Nadia makes many wonderful and valid points, and they just apply further than her limited framing. She writes:

“If such critical pieces of software were not free, people from all walks of life would not be able to take part in today’s technology renaissance.”

Yes! But we could just as well remove “technology renaissance” and replace it with almost any other field: science, music, art, history, public policy, community organizing… Everything today uses software, and the same great opportunities that FLO software provides to budding developers could be available to students of all fields, if only the software for those fields were FLO public goods too! Of course, they’d face the same challenges in funding and all…

Nadia even hints at this with sentences like “Although the “serfdom” argument mostly refers to a company’s products, such as an iPhone…” — but those things are software infrastructure too! They just are infrastructure for people who do things other than programming. All the same concerns apply. We need to get beyond the framing that appears to pretend that FLO public goods issues don’t apply to downstream software. It’s indeed interesting how the “post-Open-Source” generation of software developers have myopic views seeing the whole FLO issue only from their developer perspective, but that doesn’t mean we should accept that any more than we accept myopic chauvinism from people who assume programming is for white men. It’s a problem that we aren’t doing enough to show today’s GitHub contributors how much the same FLO, public values apply to everyone else including the end-users.

Side note: Nadia says, “[GitHub] being proprietary is a controversial topic for some open source contributors.” Well, it would make sense to at least reference a footnote to explain why people see proprietary platforms for free software as a problem, but aside from those philosophical views, the more important issue here was glossed over: that GitHub being proprietary is the most obvious point of contrast showing the issue of FLO versus proprietary overall. It’s because of this starkness that the topic comes up, but the issue is the same if you apply it to any web service (i.e. that proprietary terms deny us all the value that FLO public projects have but have a more reliable funding model)

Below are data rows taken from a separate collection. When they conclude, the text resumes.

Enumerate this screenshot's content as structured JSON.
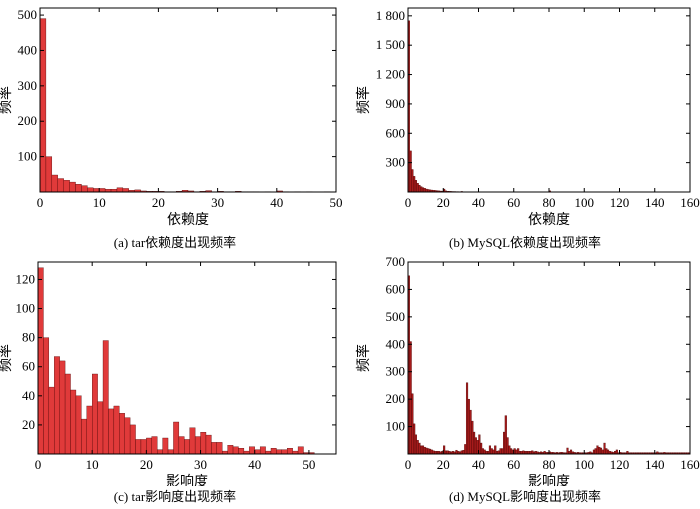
{
  "chart_data": [
    {
      "type": "bar",
      "caption": "(a) tar依赖度出现频率",
      "xlabel": "依赖度",
      "ylabel": "频率",
      "xlim": [
        0,
        50
      ],
      "ylim": [
        0,
        520
      ],
      "xticks": [
        0,
        10,
        20,
        30,
        40,
        50
      ],
      "yticks": [
        100,
        200,
        300,
        400,
        500
      ],
      "bin_width": 1,
      "bar_color": "#e03a3a",
      "x": [
        0,
        1,
        2,
        3,
        4,
        5,
        6,
        7,
        8,
        9,
        10,
        11,
        12,
        13,
        14,
        15,
        16,
        17,
        18,
        19,
        20,
        21,
        22,
        23,
        24,
        25,
        26,
        27,
        28,
        29,
        30,
        31,
        32,
        33,
        34,
        35,
        36,
        37,
        38,
        39,
        40,
        41,
        42,
        43,
        44,
        45,
        46,
        47,
        48,
        49
      ],
      "values": [
        490,
        100,
        48,
        38,
        33,
        28,
        22,
        18,
        12,
        10,
        10,
        8,
        8,
        12,
        10,
        5,
        6,
        3,
        2,
        2,
        2,
        1,
        1,
        2,
        5,
        3,
        1,
        2,
        4,
        1,
        2,
        1,
        1,
        2,
        1,
        1,
        1,
        0,
        1,
        0,
        3,
        1,
        0,
        1,
        0,
        1,
        0,
        0,
        1,
        0
      ]
    },
    {
      "type": "bar",
      "caption": "(b) MySQL依赖度出现频率",
      "xlabel": "依赖度",
      "ylabel": "频率",
      "xlim": [
        0,
        160
      ],
      "ylim": [
        0,
        1880
      ],
      "xticks": [
        0,
        20,
        40,
        60,
        80,
        100,
        120,
        140,
        160
      ],
      "ytick_values": [
        300,
        600,
        900,
        1200,
        1500,
        1800
      ],
      "ytick_labels": [
        "300",
        "600",
        "900",
        "1 200",
        "1 500",
        "1 800"
      ],
      "bin_width": 1,
      "bar_color": "#a61b1b",
      "x": [
        0,
        1,
        2,
        3,
        4,
        5,
        6,
        7,
        8,
        9,
        10,
        11,
        12,
        13,
        14,
        15,
        16,
        17,
        18,
        19,
        20,
        21,
        22,
        23,
        24,
        25,
        26,
        27,
        28,
        29,
        30,
        31,
        32,
        33,
        34,
        35,
        36,
        37,
        38,
        39,
        40,
        41,
        42,
        43,
        44,
        45,
        46,
        47,
        48,
        49,
        50,
        51,
        52,
        53,
        54,
        55,
        56,
        57,
        58,
        59,
        60,
        61,
        62,
        63,
        64,
        65,
        66,
        67,
        68,
        69,
        70,
        71,
        72,
        73,
        74,
        75,
        76,
        77,
        78,
        79,
        80,
        81,
        82,
        83,
        84,
        85,
        86,
        87,
        88,
        89,
        90,
        91,
        92,
        93,
        94,
        95,
        96,
        97,
        98,
        99,
        100,
        101,
        102,
        103,
        104,
        105,
        106,
        107,
        108,
        109,
        110,
        111,
        112,
        113,
        114,
        115,
        116,
        117,
        118,
        119,
        120,
        121,
        122,
        123,
        124,
        125,
        126,
        127,
        128,
        129,
        130,
        131,
        132,
        133,
        134,
        135,
        136,
        137,
        138,
        139,
        140,
        141,
        142,
        143,
        144,
        145,
        146,
        147,
        148,
        149,
        150,
        151,
        152,
        153,
        154,
        155,
        156,
        157,
        158,
        159
      ],
      "values": [
        1750,
        420,
        230,
        160,
        120,
        90,
        70,
        55,
        45,
        38,
        30,
        26,
        22,
        20,
        18,
        16,
        14,
        12,
        10,
        9,
        30,
        12,
        8,
        7,
        6,
        5,
        5,
        4,
        4,
        3,
        6,
        3,
        3,
        2,
        2,
        2,
        3,
        2,
        2,
        2,
        2,
        2,
        1,
        1,
        1,
        1,
        2,
        1,
        1,
        1,
        1,
        1,
        1,
        1,
        1,
        1,
        1,
        1,
        1,
        1,
        1,
        1,
        1,
        1,
        1,
        1,
        1,
        1,
        1,
        1,
        1,
        1,
        1,
        1,
        1,
        1,
        1,
        1,
        1,
        1,
        12,
        1,
        1,
        1,
        1,
        1,
        1,
        1,
        1,
        1,
        1,
        1,
        1,
        1,
        1,
        1,
        1,
        1,
        1,
        1,
        1,
        1,
        1,
        1,
        1,
        1,
        1,
        1,
        1,
        1,
        1,
        1,
        1,
        1,
        1,
        1,
        1,
        1,
        1,
        1,
        1,
        1,
        1,
        1,
        1,
        1,
        1,
        1,
        1,
        1,
        1,
        1,
        1,
        1,
        1,
        1,
        1,
        1,
        1,
        1,
        1,
        1,
        1,
        1,
        1,
        1,
        1,
        1,
        1,
        1,
        1,
        1,
        1,
        1,
        1,
        1,
        1,
        1,
        1,
        1
      ]
    },
    {
      "type": "bar",
      "caption": "(c) tar影响度出现频率",
      "xlabel": "影响度",
      "ylabel": "频率",
      "xlim": [
        0,
        55
      ],
      "ylim": [
        0,
        132
      ],
      "xticks": [
        0,
        10,
        20,
        30,
        40,
        50
      ],
      "yticks": [
        20,
        40,
        60,
        80,
        100,
        120
      ],
      "bin_width": 1,
      "bar_color": "#e03a3a",
      "x": [
        0,
        1,
        2,
        3,
        4,
        5,
        6,
        7,
        8,
        9,
        10,
        11,
        12,
        13,
        14,
        15,
        16,
        17,
        18,
        19,
        20,
        21,
        22,
        23,
        24,
        25,
        26,
        27,
        28,
        29,
        30,
        31,
        32,
        33,
        34,
        35,
        36,
        37,
        38,
        39,
        40,
        41,
        42,
        43,
        44,
        45,
        46,
        47,
        48,
        49,
        50,
        51,
        52,
        53,
        54
      ],
      "values": [
        128,
        80,
        46,
        67,
        64,
        55,
        44,
        40,
        24,
        33,
        55,
        36,
        78,
        31,
        33,
        28,
        25,
        20,
        10,
        10,
        11,
        12,
        3,
        11,
        3,
        22,
        12,
        10,
        18,
        12,
        15,
        13,
        8,
        8,
        2,
        6,
        5,
        4,
        2,
        5,
        3,
        5,
        2,
        4,
        3,
        3,
        4,
        2,
        5,
        1,
        1,
        0,
        0,
        0,
        0
      ]
    },
    {
      "type": "bar",
      "caption": "(d) MySQL影响度出现频率",
      "xlabel": "影响度",
      "ylabel": "频率",
      "xlim": [
        0,
        160
      ],
      "ylim": [
        0,
        700
      ],
      "xticks": [
        0,
        20,
        40,
        60,
        80,
        100,
        120,
        140,
        160
      ],
      "yticks": [
        100,
        200,
        300,
        400,
        500,
        600,
        700
      ],
      "bin_width": 1,
      "bar_color": "#a61b1b",
      "x": [
        0,
        1,
        2,
        3,
        4,
        5,
        6,
        7,
        8,
        9,
        10,
        11,
        12,
        13,
        14,
        15,
        16,
        17,
        18,
        19,
        20,
        21,
        22,
        23,
        24,
        25,
        26,
        27,
        28,
        29,
        30,
        31,
        32,
        33,
        34,
        35,
        36,
        37,
        38,
        39,
        40,
        41,
        42,
        43,
        44,
        45,
        46,
        47,
        48,
        49,
        50,
        51,
        52,
        53,
        54,
        55,
        56,
        57,
        58,
        59,
        60,
        61,
        62,
        63,
        64,
        65,
        66,
        67,
        68,
        69,
        70,
        71,
        72,
        73,
        74,
        75,
        76,
        77,
        78,
        79,
        80,
        81,
        82,
        83,
        84,
        85,
        86,
        87,
        88,
        89,
        90,
        91,
        92,
        93,
        94,
        95,
        96,
        97,
        98,
        99,
        100,
        101,
        102,
        103,
        104,
        105,
        106,
        107,
        108,
        109,
        110,
        111,
        112,
        113,
        114,
        115,
        116,
        117,
        118,
        119,
        120,
        121,
        122,
        123,
        124,
        125,
        126,
        127,
        128,
        129,
        130,
        131,
        132,
        133,
        134,
        135,
        136,
        137,
        138,
        139,
        140,
        141,
        142,
        143,
        144,
        145,
        146,
        147,
        148,
        149,
        150,
        151,
        152,
        153,
        154,
        155,
        156,
        157,
        158,
        159
      ],
      "values": [
        650,
        410,
        220,
        110,
        70,
        50,
        40,
        30,
        30,
        25,
        22,
        20,
        18,
        15,
        12,
        10,
        10,
        10,
        8,
        10,
        30,
        12,
        12,
        10,
        8,
        10,
        8,
        14,
        10,
        8,
        12,
        14,
        35,
        260,
        200,
        160,
        120,
        80,
        60,
        50,
        70,
        40,
        20,
        15,
        10,
        10,
        30,
        20,
        15,
        30,
        10,
        12,
        20,
        20,
        80,
        140,
        60,
        30,
        20,
        15,
        20,
        15,
        20,
        10,
        10,
        12,
        10,
        10,
        10,
        10,
        12,
        8,
        10,
        8,
        6,
        8,
        6,
        10,
        6,
        6,
        8,
        6,
        6,
        5,
        6,
        5,
        6,
        6,
        5,
        5,
        22,
        10,
        15,
        8,
        6,
        5,
        6,
        5,
        5,
        5,
        5,
        5,
        6,
        8,
        5,
        15,
        20,
        30,
        25,
        22,
        15,
        40,
        20,
        15,
        10,
        8,
        6,
        10,
        15,
        5,
        6,
        5,
        5,
        5,
        10,
        5,
        5,
        5,
        5,
        5,
        5,
        5,
        5,
        5,
        5,
        5,
        5,
        5,
        5,
        5,
        5,
        8,
        5,
        5,
        5,
        6,
        5,
        5,
        5,
        5,
        5,
        5,
        5,
        5,
        5,
        5,
        5,
        5,
        5,
        5
      ]
    }
  ]
}
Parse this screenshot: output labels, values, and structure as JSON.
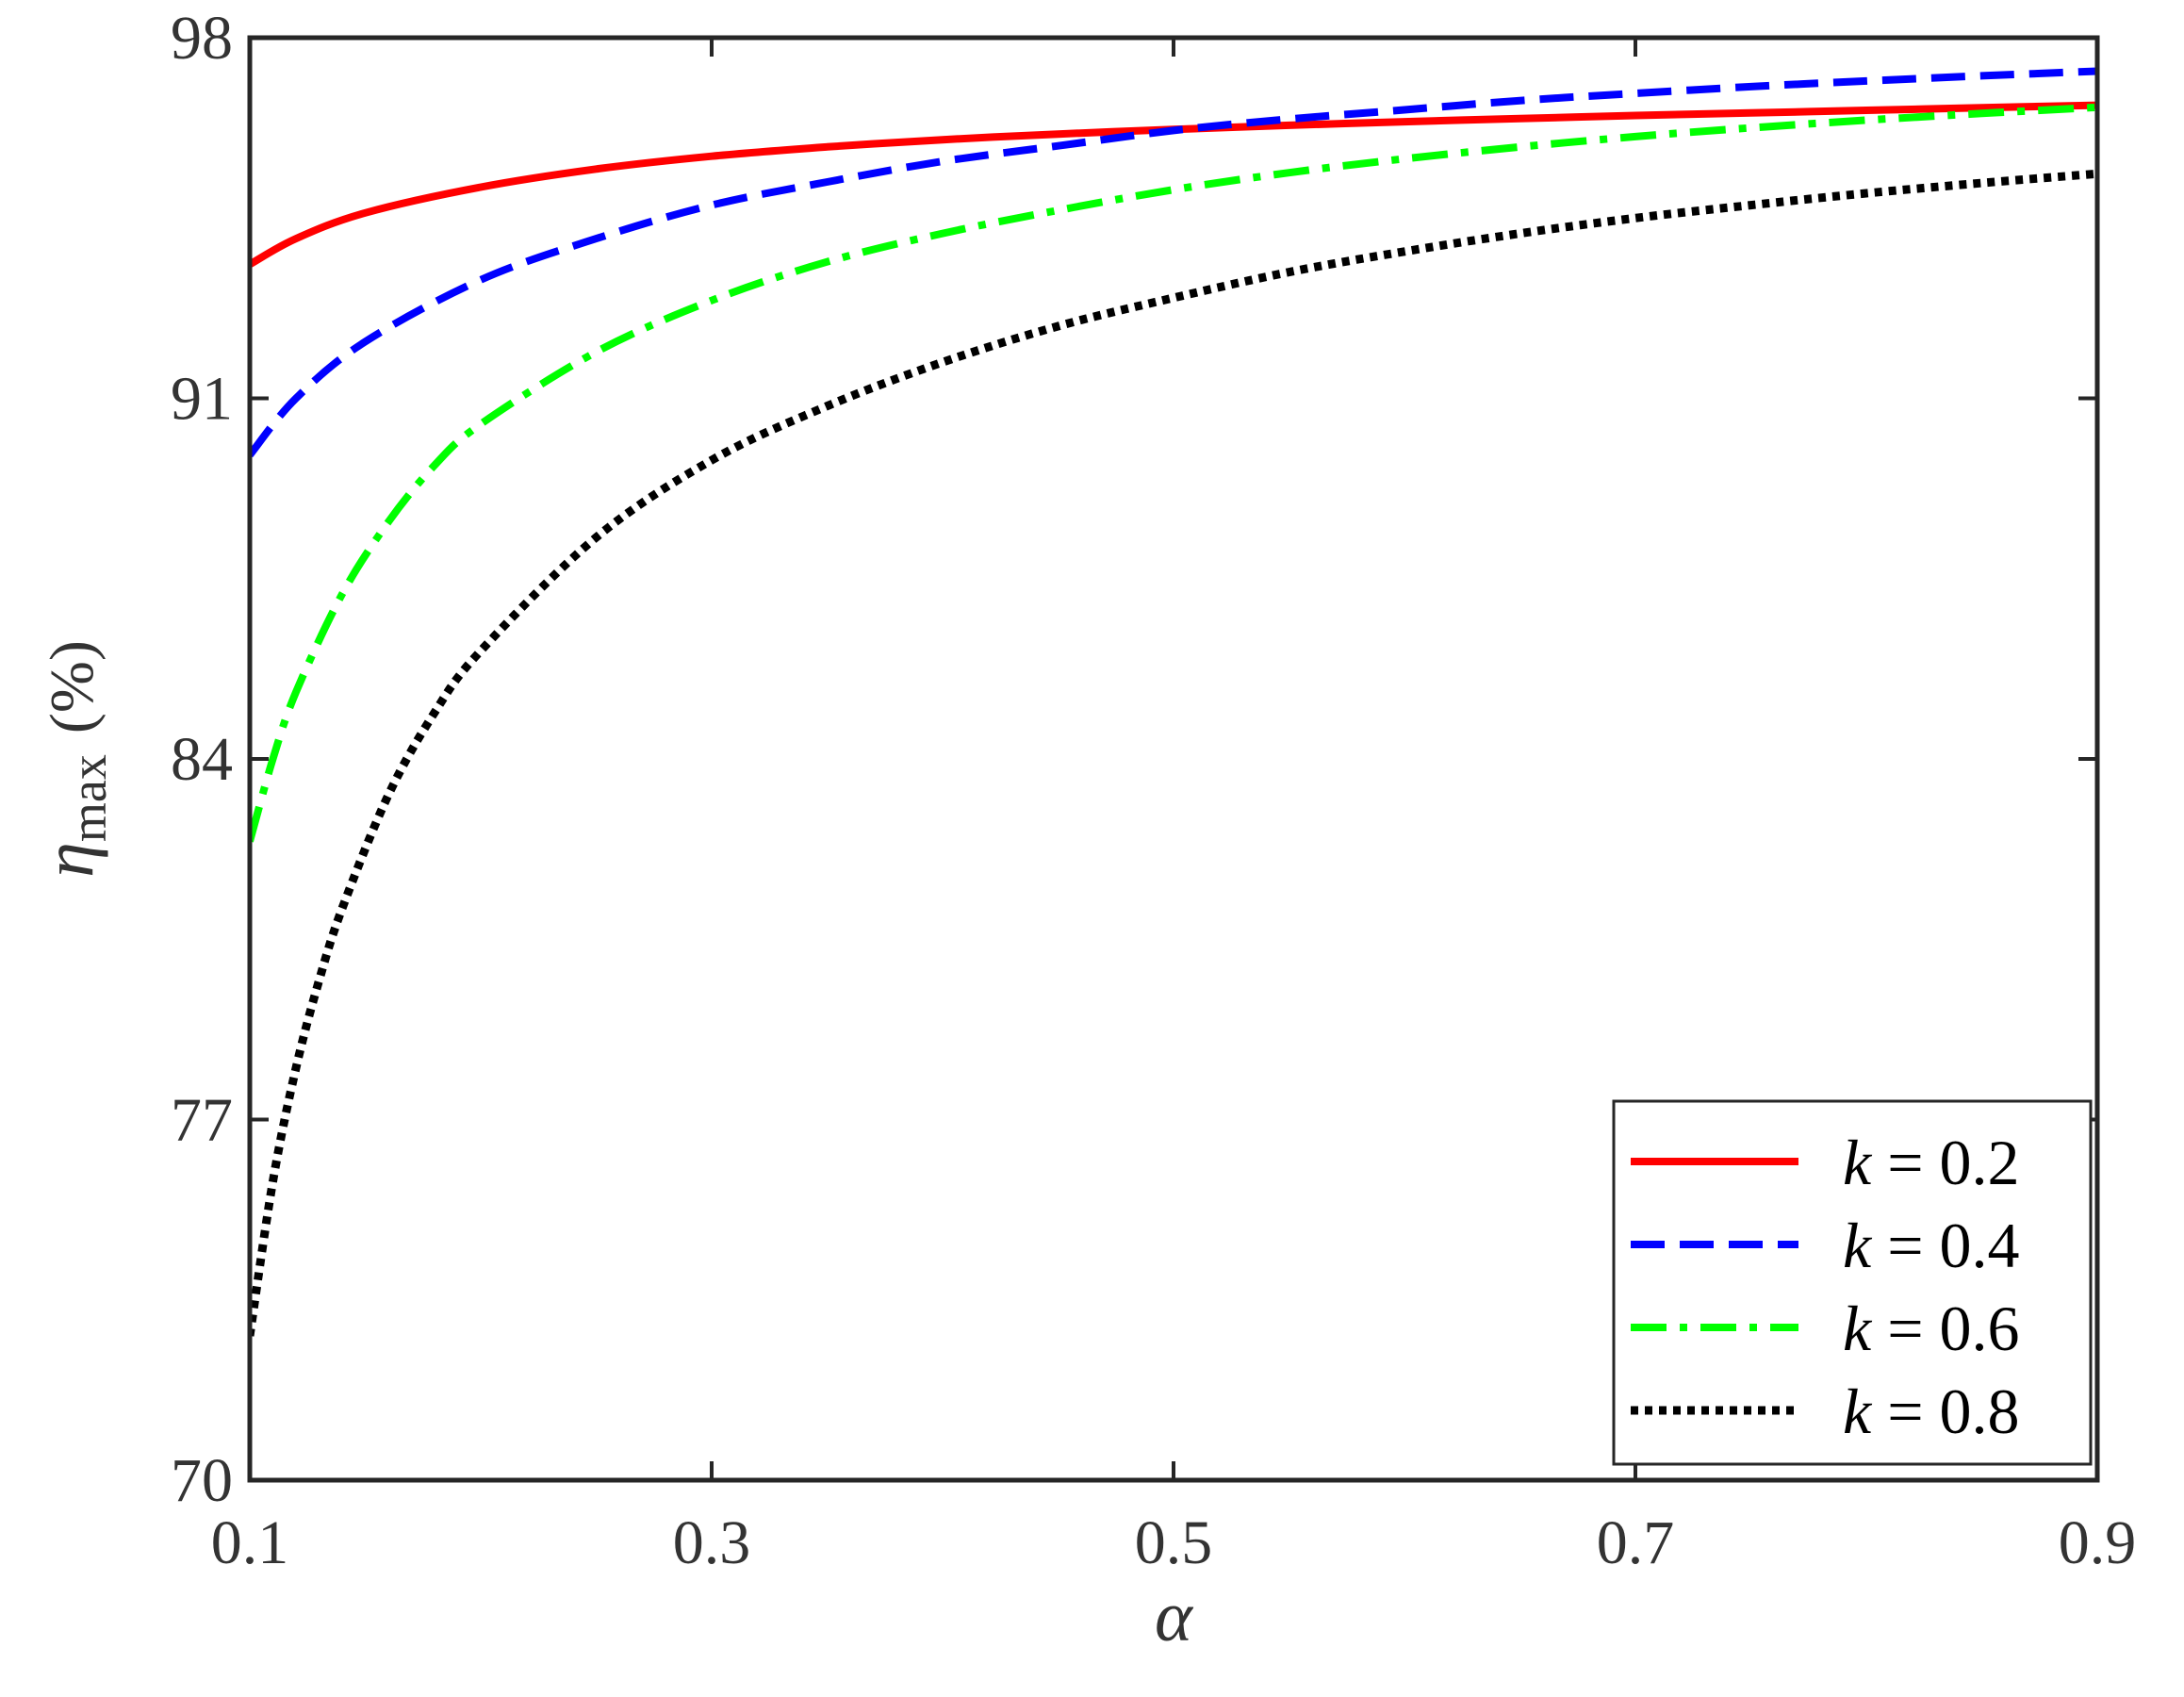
{
  "chart_data": {
    "type": "line",
    "title": "",
    "xlabel": "α",
    "ylabel": {
      "symbol": "η",
      "subscript": "max",
      "unit": "(%)"
    },
    "xlim": [
      0.1,
      0.9
    ],
    "ylim": [
      70,
      98
    ],
    "xticks": [
      0.1,
      0.3,
      0.5,
      0.7,
      0.9
    ],
    "xtick_labels": [
      "0.1",
      "0.3",
      "0.5",
      "0.7",
      "0.9"
    ],
    "yticks": [
      70,
      77,
      84,
      91,
      98
    ],
    "ytick_labels": [
      "70",
      "77",
      "84",
      "91",
      "98"
    ],
    "grid": false,
    "legend_position": "bottom-right",
    "series": [
      {
        "name": "k = 0.2",
        "legend_var": "k",
        "legend_value": "0.2",
        "color": "#ff0000",
        "style": "solid",
        "x": [
          0.1,
          0.12,
          0.15,
          0.2,
          0.25,
          0.3,
          0.35,
          0.4,
          0.45,
          0.5,
          0.55,
          0.6,
          0.65,
          0.7,
          0.75,
          0.8,
          0.85,
          0.9
        ],
        "y": [
          93.6,
          94.1,
          94.6,
          95.1,
          95.45,
          95.7,
          95.88,
          96.02,
          96.13,
          96.22,
          96.3,
          96.37,
          96.43,
          96.49,
          96.54,
          96.59,
          96.64,
          96.69
        ]
      },
      {
        "name": "k = 0.4",
        "legend_var": "k",
        "legend_value": "0.4",
        "color": "#0000ff",
        "style": "dashed",
        "x": [
          0.1,
          0.12,
          0.15,
          0.2,
          0.25,
          0.3,
          0.35,
          0.4,
          0.45,
          0.5,
          0.55,
          0.6,
          0.65,
          0.7,
          0.75,
          0.8,
          0.85,
          0.9
        ],
        "y": [
          89.9,
          91.0,
          92.1,
          93.3,
          94.1,
          94.75,
          95.2,
          95.6,
          95.9,
          96.2,
          96.42,
          96.6,
          96.78,
          96.92,
          97.05,
          97.16,
          97.26,
          97.35
        ]
      },
      {
        "name": "k = 0.6",
        "legend_var": "k",
        "legend_value": "0.6",
        "color": "#00ff00",
        "style": "dashdot",
        "x": [
          0.1,
          0.11,
          0.12,
          0.14,
          0.16,
          0.18,
          0.2,
          0.25,
          0.3,
          0.35,
          0.4,
          0.45,
          0.5,
          0.55,
          0.6,
          0.65,
          0.7,
          0.75,
          0.8,
          0.85,
          0.9
        ],
        "y": [
          82.4,
          84.0,
          85.3,
          87.2,
          88.6,
          89.7,
          90.5,
          91.9,
          92.9,
          93.65,
          94.2,
          94.65,
          95.05,
          95.38,
          95.65,
          95.88,
          96.08,
          96.25,
          96.4,
          96.53,
          96.65
        ]
      },
      {
        "name": "k = 0.8",
        "legend_var": "k",
        "legend_value": "0.8",
        "color": "#000000",
        "style": "dotted",
        "x": [
          0.1,
          0.11,
          0.12,
          0.13,
          0.14,
          0.16,
          0.18,
          0.2,
          0.25,
          0.3,
          0.35,
          0.4,
          0.45,
          0.5,
          0.55,
          0.6,
          0.65,
          0.7,
          0.75,
          0.8,
          0.85,
          0.9
        ],
        "y": [
          72.8,
          75.8,
          78.0,
          79.7,
          81.1,
          83.3,
          84.9,
          86.1,
          88.3,
          89.8,
          90.85,
          91.7,
          92.4,
          92.95,
          93.45,
          93.85,
          94.2,
          94.5,
          94.75,
          94.98,
          95.18,
          95.36
        ]
      }
    ]
  }
}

Side note 2: From Nadia’s report: “…more restrictive AGPL license that would require attribution…” What‽ That is not at all a good description of the AGPL. Attribution is not the issue here. The entire issue is that AGPL requires keeping the FLO license terms for any public use of the software including for derivatives (see our licensing discussion). In a case of paying for MIT instead of AGPL, businesses aren’t paying for the convenience of avoiding attribution requirements. They’re paying for the power to opt their product out of the public goods infrastructure. Describing this any other way seems like an effort to keep readers from ever thinking about copyleft. The potential value of copyleft in sustaining the whole ecosystem is a major topic that Nadia’s whole paper left out. Copyleft specifically blocks the sort of exploitation in question without violating the Free Software or Open Source definitions. To only reference it in context along with non-FLO shareware seems disingenuous.

Regarding the forward-looking points and suggestions, they are basically spot on. Nadia has done a great job elucidating these. Again, we just need to apply them to all software, and really all non-rivalrous soft things (music, research, art, etc).